Item | Requirement |
---|---|
Hardware (for on-premise runs only) Note: The following specs are based upon running one collector process at a time. Please adjust the hardware if you are running multiple collectors at the same time. | |
RAM | 8 GB |
CPU | 2 Ghz processor |
Software (for on-premise runs only) | |
Docker | Click here to get Docker. |
data.world specific objects (for both cloud and on-premise runs) | |
Dataset | You must have a ddw-catalogs dataset set up to hold your catalog files when you are done running the collector. If you are using Catalog Toolkit , follow these instructions to prepare the datasets for collectors. |
Network connection | |
Allowlist IPs and domains |
Preparing dbt cloud for collectors
Obtaining account ID, project ID, Job ID, and job run ID
This section talks about generating the account ID, project ID, job ID, and job run ID. You will use this information while configuring the collector for harvesting metadata.
The dbt cloud collector assumes that your dbt Cloud instance has an environment and job set up with at least one successful run.
To obtain this information:
Under the Deploy menu at the top navigation, go to Jobs.
Copy the Account ID and the Project ID from the URL:
https://cloud.getdbt.com/deploy/<accountID>/projects<projectID>/jobs
Under the Deploy menu, go to Environment, and select the environment that you want to run the collector against.
You can identify the Environment Name from the title on this page, or the Environment ID from the URL:
https://cloud.getdbt.com/deploy/<accountID>/projects<projectID>/environments/<environmentID>
From the Jobs section, select the Job associated with your Environment
You can identify the Job name from the title on this page, or the Job ID from the following URL:
https://cloud.getdbt.com/deploy/<accountID>/projects<projectID>/jobs/<jobID>
If you want the collector to harvest from a specific dbt Cloud job run, and not the most recent successful job run, then from the Job page, click on a specific job run.

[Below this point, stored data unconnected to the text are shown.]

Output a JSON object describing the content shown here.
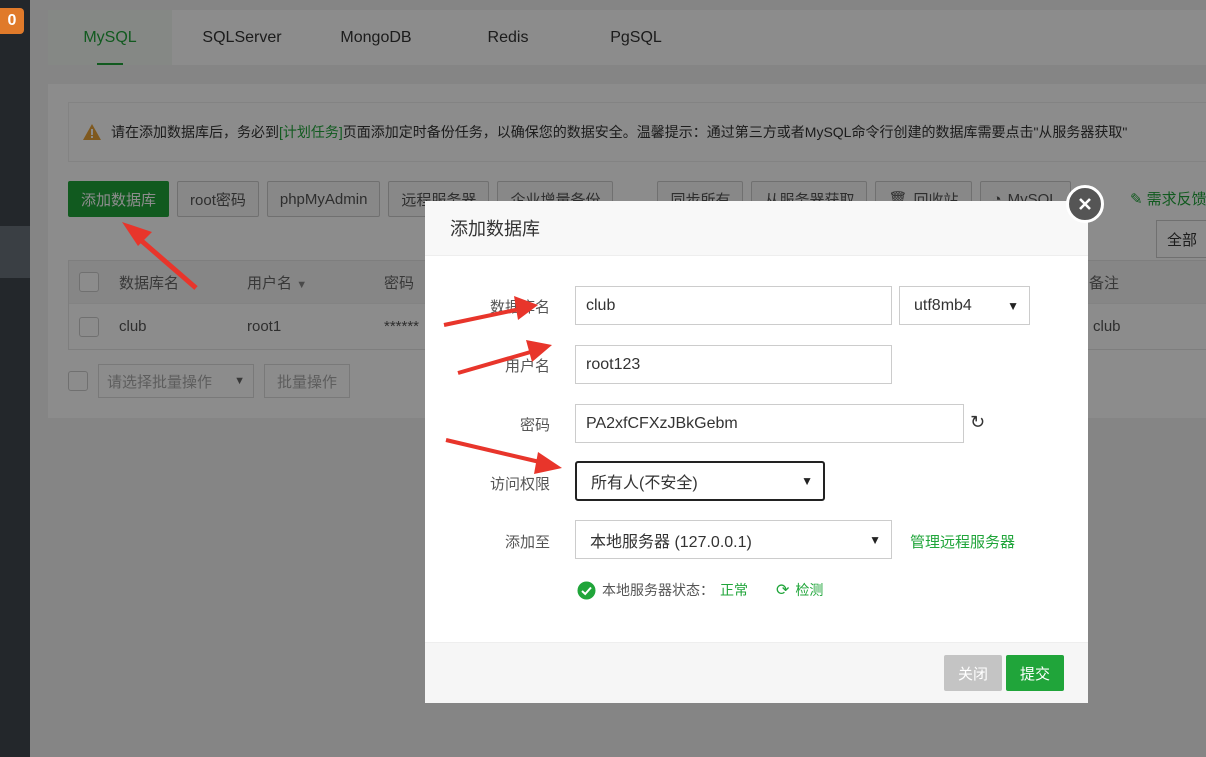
{
  "sidebar": {
    "badge": "0"
  },
  "tabs": [
    "MySQL",
    "SQLServer",
    "MongoDB",
    "Redis",
    "PgSQL"
  ],
  "notice": {
    "before": "请在添加数据库后，务必到",
    "link": "[计划任务]",
    "after": "页面添加定时备份任务，以确保您的数据安全。温馨提示：通过第三方或者MySQL命令行创建的数据库需要点击\"从服务器获取\""
  },
  "toolbar": {
    "buttons": [
      "添加数据库",
      "root密码",
      "phpMyAdmin",
      "远程服务器",
      "企业增量备份",
      "同步所有",
      "从服务器获取",
      "回收站",
      "MySQL"
    ],
    "feedback": "需求反馈",
    "all": "全部"
  },
  "table": {
    "headers": {
      "name": "数据库名",
      "user": "用户名",
      "password": "密码",
      "note": "备注"
    },
    "row": {
      "name": "club",
      "user": "root1",
      "password": "******",
      "note": "club"
    }
  },
  "batch": {
    "select_placeholder": "请选择批量操作",
    "button": "批量操作"
  },
  "modal": {
    "title": "添加数据库",
    "fields": {
      "db_name_label": "数据库名",
      "db_name_value": "club",
      "charset": "utf8mb4",
      "user_label": "用户名",
      "user_value": "root123",
      "password_label": "密码",
      "password_value": "PA2xfCFXzJBkGebm",
      "access_label": "访问权限",
      "access_value": "所有人(不安全)",
      "add_to_label": "添加至",
      "add_to_value": "本地服务器 (127.0.0.1)",
      "manage_remote": "管理远程服务器"
    },
    "status": {
      "label": "本地服务器状态：",
      "value": "正常",
      "check": "检测"
    },
    "buttons": {
      "close": "关闭",
      "submit": "提交"
    }
  },
  "colors": {
    "accent": "#20a53a",
    "arrow": "#e8352b"
  }
}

Copy the Job Run ID from the URL:
https://cloud.getdbt.com/deploy/<accountID>/projects<projectID>/runs/<jobRunID>.
Obtaining dbt Cloud API token
The steps for obtaining a dbt Cloud API token differ depending on whether you are on an Enterprise plan or Team plan.
If you are on the Enterprise Plan:
Note
For Enterprise accounts, we recommend using a Service Account Token.
Follow the dbt Cloud docs to create a service account token.
When creating the token, attach the following roles:
Account Viewer: Assigned at the account level.
Job Viewer: Assigned at the project level for each project to collect from.
Once created, copy the token value.
You will use this API key for dbt cloud API key (--dbt-cloud-api-key) when setting up the collector to authenticate to dbt cloud.
If you are on the Team Plan:
Note
The team plan does not support Service account tokens. You must create a personal access token using a dedicated user account.
Create a dedicated user account for the collector.
Assign it the Admin role.
Log in as that user and go to Profile → Access Tokens.
Generate a Personal Access Token and copy the key.
You will use this API key for dbt cloud API key (--dbt-cloud-api-key) when setting up the collector to authenticate to dbt cloud.
Updating job execution settings
Important
You must enable this setting to successfully harvest the dbt resources.
Under the Deploy menu at the top navigation, go to Jobs.
From the Environment dropdown, select the environment that you want to run the collector against.
Select the Job associated with your Environment and click Settings.
Under Execution Settings, ensure that Generate docs on run is selected.